First I explored the possibility of existing user space tools which might be able to poke directly into /dev/mem and activate the clock. Promisingly, I found omapconf, a user space tool which claimed to provide complete control over the clock systems of TI’s OMAP chips. Unfortunately, it only operated on OMAP4 and the unreleased OMAP5, not the OMAP3 that is in the IGEP COM Module. The source code wasn’t particularly helpful for quick inspection either. There is a lot of complexity in manipulating the processor’s clock registers, and implementing it from the datasheet didn’t seem like a particularly fruitful use of time. Thus discouraged, I moved on to the next possibility, kernel mode operations.
The linux kernel for the IGEP COM Module already had routines designed to manipulate the clock registers, so why not use those? Well, to start with, building a custom kernel (and suitable system image), for this board was hardly well documented. After much consternation, and then much patience, I ended up piecing together a build setup from various IGEP wiki pages that allowed me to mostly reproduce the image that came on my board. It consisted of the following steps:
- Yocto: Is a tool used to creating embedded linux distributions. It is based on the OpenEmbeddeded recipe files, and includes reference layers for building a distribution.
git clone -b denzil git://git.yoctoproject.org/poky
- ISEE Layer: ISEE publishes a yocto layer for their boards which includes recipes for a few packages that don’t yet exist in yocto.
git clone -b denzil git://git.isee.biz/pub/scm/meta-isee.git
Once the relevant git trees were cloned, you still have to generate a build/directory using the “oe-init-build-env” script, and modify files in that directory to configure the build. The How to get the Poky Linux distribution wiki page on the ISEE website had some hints there as well.

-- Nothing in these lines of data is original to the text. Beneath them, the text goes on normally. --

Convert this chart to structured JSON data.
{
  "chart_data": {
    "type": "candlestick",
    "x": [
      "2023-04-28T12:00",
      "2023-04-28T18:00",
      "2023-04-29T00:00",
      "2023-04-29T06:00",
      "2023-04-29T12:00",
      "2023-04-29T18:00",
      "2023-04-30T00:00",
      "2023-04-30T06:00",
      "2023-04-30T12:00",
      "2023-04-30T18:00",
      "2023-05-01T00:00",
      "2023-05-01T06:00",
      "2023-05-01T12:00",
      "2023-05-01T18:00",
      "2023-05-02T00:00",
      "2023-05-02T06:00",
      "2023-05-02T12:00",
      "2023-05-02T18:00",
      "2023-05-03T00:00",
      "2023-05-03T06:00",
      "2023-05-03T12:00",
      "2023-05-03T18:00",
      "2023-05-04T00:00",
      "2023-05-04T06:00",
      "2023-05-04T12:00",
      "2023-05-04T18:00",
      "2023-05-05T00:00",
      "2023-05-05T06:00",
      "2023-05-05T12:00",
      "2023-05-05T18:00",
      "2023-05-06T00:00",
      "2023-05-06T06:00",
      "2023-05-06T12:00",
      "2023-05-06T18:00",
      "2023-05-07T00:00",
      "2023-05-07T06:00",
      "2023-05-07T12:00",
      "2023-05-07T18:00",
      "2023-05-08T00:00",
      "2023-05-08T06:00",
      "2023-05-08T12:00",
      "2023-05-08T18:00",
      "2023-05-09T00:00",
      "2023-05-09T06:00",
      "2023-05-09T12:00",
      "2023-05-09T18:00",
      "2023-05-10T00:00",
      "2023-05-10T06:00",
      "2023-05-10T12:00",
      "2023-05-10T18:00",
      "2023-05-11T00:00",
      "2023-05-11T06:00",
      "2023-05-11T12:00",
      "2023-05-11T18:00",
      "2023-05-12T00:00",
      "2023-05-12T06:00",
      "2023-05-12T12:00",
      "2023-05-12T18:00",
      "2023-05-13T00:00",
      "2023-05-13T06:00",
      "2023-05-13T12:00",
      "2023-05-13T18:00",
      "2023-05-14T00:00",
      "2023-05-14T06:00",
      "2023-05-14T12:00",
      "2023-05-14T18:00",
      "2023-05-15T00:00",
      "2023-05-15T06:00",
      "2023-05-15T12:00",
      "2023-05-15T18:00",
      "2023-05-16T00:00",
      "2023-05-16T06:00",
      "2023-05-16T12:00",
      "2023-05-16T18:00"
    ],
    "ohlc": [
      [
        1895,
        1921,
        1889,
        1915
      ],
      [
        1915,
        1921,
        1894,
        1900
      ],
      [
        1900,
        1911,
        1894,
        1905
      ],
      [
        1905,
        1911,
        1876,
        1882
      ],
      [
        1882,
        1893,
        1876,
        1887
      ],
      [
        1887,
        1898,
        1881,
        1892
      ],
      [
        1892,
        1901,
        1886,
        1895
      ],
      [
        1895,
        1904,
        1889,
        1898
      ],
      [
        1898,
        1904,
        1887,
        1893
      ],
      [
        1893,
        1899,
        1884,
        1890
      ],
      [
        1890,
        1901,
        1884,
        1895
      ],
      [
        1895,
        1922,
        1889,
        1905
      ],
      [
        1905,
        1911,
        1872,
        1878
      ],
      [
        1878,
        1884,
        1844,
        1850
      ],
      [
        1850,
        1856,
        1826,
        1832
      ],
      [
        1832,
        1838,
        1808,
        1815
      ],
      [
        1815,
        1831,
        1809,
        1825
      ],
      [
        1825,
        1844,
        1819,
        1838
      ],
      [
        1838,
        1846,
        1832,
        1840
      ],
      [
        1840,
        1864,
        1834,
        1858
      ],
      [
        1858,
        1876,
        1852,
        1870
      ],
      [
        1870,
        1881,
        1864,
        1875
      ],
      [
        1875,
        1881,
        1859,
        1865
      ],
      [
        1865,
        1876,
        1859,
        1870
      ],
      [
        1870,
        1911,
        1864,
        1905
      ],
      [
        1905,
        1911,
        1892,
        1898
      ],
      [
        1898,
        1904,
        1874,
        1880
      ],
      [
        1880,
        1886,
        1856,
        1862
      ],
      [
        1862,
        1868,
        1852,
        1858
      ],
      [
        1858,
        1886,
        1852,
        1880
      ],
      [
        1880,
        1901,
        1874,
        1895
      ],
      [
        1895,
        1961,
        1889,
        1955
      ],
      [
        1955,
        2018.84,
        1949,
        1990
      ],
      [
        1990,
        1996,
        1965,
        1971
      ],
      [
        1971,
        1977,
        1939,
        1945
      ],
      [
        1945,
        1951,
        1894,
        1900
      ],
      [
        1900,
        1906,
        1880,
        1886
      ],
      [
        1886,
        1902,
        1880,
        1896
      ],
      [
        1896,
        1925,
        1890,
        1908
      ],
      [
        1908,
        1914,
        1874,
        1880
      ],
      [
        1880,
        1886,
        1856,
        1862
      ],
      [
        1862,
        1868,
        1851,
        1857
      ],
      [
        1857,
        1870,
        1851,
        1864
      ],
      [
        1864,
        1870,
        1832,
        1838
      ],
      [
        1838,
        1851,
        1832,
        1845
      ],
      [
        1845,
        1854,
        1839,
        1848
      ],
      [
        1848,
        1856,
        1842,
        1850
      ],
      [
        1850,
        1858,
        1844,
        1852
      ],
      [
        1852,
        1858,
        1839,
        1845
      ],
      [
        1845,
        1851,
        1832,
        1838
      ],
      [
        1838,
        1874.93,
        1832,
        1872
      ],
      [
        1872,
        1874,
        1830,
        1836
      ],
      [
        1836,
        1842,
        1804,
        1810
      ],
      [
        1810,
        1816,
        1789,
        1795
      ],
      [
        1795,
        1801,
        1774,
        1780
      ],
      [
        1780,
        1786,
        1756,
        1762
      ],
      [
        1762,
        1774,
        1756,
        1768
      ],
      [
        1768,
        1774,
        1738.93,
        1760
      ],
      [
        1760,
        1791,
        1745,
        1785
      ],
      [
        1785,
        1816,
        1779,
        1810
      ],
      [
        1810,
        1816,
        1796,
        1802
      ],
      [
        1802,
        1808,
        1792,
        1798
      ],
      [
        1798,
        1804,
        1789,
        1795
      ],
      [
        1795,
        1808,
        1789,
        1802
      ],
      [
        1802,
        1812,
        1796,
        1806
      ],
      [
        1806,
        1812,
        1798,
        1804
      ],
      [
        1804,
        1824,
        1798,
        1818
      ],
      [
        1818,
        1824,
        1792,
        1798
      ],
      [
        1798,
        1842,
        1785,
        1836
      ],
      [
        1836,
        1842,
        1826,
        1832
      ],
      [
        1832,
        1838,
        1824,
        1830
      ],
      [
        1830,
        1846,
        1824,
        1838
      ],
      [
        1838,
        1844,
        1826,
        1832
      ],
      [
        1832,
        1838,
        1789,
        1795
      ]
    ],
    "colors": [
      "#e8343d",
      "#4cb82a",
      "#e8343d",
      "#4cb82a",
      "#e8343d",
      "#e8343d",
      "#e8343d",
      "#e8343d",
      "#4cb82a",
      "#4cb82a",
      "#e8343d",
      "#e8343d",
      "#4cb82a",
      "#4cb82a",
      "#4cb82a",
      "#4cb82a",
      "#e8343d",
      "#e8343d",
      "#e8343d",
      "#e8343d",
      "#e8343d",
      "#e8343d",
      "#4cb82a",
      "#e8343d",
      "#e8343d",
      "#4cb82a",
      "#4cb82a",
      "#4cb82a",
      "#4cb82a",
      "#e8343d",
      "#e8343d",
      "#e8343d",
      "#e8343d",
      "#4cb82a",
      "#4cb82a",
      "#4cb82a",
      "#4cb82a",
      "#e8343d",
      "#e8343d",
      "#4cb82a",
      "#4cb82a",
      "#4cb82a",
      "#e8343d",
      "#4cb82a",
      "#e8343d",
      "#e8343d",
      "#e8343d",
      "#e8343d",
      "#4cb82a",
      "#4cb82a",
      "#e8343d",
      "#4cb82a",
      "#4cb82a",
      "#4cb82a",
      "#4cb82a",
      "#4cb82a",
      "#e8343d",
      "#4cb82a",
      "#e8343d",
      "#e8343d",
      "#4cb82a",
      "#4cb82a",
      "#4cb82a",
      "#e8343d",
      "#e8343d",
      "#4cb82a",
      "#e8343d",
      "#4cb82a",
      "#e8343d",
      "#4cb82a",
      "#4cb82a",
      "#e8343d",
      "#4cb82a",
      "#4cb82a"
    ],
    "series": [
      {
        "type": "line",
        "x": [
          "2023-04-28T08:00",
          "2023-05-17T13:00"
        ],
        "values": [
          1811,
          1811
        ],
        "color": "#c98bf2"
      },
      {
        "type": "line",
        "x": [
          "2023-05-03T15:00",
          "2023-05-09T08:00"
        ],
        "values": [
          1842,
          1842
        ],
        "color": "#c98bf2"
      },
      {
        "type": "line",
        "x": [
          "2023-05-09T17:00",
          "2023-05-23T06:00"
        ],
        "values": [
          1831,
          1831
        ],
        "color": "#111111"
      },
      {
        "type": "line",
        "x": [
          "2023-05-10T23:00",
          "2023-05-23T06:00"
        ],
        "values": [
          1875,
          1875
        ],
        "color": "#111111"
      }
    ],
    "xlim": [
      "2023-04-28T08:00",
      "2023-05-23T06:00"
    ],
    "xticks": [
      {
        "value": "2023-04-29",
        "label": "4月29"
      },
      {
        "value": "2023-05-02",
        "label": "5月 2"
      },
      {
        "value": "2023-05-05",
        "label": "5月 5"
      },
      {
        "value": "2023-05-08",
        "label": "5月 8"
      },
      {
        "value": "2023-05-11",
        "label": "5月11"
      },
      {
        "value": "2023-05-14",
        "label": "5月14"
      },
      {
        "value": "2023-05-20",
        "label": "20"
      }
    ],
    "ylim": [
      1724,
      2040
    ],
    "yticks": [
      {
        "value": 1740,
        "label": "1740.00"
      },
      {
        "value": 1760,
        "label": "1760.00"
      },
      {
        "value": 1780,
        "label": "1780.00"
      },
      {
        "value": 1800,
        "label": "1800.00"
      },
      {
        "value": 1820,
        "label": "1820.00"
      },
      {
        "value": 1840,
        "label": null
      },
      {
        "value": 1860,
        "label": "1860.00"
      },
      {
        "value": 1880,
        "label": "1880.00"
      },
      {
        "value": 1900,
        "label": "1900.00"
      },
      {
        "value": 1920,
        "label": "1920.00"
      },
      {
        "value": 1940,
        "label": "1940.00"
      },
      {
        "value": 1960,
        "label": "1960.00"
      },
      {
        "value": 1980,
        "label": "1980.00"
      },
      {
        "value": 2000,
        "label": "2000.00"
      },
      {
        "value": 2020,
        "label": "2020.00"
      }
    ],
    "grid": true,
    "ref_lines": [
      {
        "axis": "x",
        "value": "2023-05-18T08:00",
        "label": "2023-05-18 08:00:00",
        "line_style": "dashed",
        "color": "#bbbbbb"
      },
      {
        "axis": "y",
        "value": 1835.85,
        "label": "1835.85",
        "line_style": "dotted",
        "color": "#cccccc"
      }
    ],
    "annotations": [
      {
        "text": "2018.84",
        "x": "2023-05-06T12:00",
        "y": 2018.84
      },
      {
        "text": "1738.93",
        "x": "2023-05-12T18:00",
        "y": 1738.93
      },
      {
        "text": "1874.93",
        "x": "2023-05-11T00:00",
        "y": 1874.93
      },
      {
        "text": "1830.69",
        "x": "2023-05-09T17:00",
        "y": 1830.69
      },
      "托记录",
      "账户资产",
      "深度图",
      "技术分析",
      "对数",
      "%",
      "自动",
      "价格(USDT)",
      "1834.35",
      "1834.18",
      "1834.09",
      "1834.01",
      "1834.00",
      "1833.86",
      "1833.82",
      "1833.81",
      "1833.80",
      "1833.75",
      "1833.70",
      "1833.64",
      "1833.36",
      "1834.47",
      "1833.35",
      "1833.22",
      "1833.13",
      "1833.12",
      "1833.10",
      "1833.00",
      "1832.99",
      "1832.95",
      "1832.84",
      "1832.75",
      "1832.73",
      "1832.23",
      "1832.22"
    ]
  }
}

With this configured, I was able to get a system image that closely matched the one that came with my board. In addition, I added a local layer to hold my modifications, then proceeded to switch to the as yet unrelease ISEE 3.6 kernel, which has support for the ISEE camera board. My supposition is that the OV9650 camera I’m working with is close enough to the mt9v034 on the CAM BIRD that I will run into many fewer problems using their kernel. For my local development, I cloned the ISEE kernel repository, and have pointed my local layer’s linux kernel recipe to the local git repository. This allows me to build local images with a custom patched kernel. Now, I am truly able to move on to the next step, of driving the clock!